Acara ini dihadiri oleh berbagai pemangku kepentingan, termasuk perwakilan kecamatan dari Jekan Raya, Sabangau, Mantangai, Maliku, Dusun Selatan, hingga Tasik Payawan. Kehadiran narasumber dari Kepala Desa Pararapak, Dinas Lingkungan Hidup Kota Palangka Raya, serta Dinas Lingkungan Hidup Kabupaten Kotawaringin Barat semakin memperkaya diskusi mengenai strategi penguatan ProKlim di daerah masing-masing.
Menurut Noor Halim dari Sekretariat Dinas Lingkungan Hidup (DLH) Kalteng, ProKlim bukan sekadar program, tetapi solusi nyata dalam menghadapi perubahan iklim.
“Melalui program ini, masyarakat diajak untuk terlibat langsung dalam upaya mitigasi dan adaptasi perubahan iklim. Kalteng sendiri telah memiliki 193 kampung iklim yang terdaftar dalam Sistem Registri Nasional,” ungkapnya.
Pada tahun ini, DLH Kalteng bekerja sama dengan Yayasan Penabulu dalam mengelola pendanaan RBP REDD+ untuk melakukan studi banding ke 15 desa ProKlim.

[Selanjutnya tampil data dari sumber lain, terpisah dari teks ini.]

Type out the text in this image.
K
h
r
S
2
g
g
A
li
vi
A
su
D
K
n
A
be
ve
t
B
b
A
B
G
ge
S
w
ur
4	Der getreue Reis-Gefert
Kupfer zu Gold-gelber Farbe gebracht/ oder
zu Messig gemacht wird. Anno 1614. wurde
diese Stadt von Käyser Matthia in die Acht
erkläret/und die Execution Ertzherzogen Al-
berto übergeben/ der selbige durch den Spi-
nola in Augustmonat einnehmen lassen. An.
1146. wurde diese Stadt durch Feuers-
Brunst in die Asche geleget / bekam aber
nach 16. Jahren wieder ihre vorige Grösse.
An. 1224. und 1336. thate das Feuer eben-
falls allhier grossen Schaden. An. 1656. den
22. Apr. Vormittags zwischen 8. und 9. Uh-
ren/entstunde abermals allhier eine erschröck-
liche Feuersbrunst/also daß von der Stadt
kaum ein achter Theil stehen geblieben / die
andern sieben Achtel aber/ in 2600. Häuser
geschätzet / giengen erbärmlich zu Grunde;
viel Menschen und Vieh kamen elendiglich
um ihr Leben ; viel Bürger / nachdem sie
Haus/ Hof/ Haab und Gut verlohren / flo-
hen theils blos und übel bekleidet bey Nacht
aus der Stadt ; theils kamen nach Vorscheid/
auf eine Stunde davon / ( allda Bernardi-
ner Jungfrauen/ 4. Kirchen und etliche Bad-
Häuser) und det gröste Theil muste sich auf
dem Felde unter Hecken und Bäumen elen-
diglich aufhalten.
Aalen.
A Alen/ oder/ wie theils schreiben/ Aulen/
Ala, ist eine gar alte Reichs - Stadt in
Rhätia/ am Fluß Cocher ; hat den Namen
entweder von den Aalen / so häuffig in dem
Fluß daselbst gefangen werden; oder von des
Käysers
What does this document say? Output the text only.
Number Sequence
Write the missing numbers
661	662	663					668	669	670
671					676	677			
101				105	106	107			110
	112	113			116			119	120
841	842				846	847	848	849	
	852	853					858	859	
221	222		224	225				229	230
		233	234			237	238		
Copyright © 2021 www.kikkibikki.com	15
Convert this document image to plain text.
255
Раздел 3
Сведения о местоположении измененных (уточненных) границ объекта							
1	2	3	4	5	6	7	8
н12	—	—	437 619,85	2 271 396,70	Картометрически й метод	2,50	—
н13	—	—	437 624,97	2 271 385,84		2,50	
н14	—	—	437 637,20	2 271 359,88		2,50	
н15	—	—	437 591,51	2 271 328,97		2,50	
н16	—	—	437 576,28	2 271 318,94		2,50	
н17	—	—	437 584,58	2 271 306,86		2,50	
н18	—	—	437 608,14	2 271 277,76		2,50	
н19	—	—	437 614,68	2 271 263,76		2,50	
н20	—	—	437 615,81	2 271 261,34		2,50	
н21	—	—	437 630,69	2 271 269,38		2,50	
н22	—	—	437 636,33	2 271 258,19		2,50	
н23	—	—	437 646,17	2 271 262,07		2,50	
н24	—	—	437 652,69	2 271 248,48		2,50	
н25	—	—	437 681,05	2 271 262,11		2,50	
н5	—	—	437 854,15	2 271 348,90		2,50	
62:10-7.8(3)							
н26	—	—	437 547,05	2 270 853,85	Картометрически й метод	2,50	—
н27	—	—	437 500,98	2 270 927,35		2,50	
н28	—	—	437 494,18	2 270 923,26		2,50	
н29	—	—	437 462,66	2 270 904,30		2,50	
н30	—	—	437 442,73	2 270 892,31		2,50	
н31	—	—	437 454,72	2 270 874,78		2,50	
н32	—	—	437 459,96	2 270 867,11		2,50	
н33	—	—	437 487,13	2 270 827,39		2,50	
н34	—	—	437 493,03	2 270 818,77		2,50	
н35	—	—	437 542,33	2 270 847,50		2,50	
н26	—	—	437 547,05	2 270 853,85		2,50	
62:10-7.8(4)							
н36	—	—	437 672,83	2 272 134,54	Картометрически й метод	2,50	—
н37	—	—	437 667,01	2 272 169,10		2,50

Program ini diharapkan dapat meningkatkan kapasitas desa–desa dalam menjalankan upaya perlindungan lingkungan yang lebih efektif.
Kegiatan peningkatan kapasitas ini menghadirkan berbagai materi yang bertujuan untuk memperkuat peran desa dalam pelaksanaan ProKlim.
Melalui acara ini, diharapkan desa–desa yang sudah terdaftar dalam ProKlim dapat menjadi inspirasi bagi desa lainnya untuk lebih aktif dalam menjaga lingkungan.
“Kami mengapresiasi semua pihak yang telah berkontribusi dalam menyukseskan acara ini. Semoga hasil dari kegiatan ini dapat memberikan manfaat bagi desa–desa dalam mewujudkan lingkungan yang lebih lestari,” tutup Noor Halim.
Acara ini menjadi bagian dari komitmen Kalimantan Tengah dalam mendukung kebijakan nasional terkait perubahan iklim dan diharapkan mampu memperkuat kesadaran masyarakat dalam menjaga kelestarian lingkungan.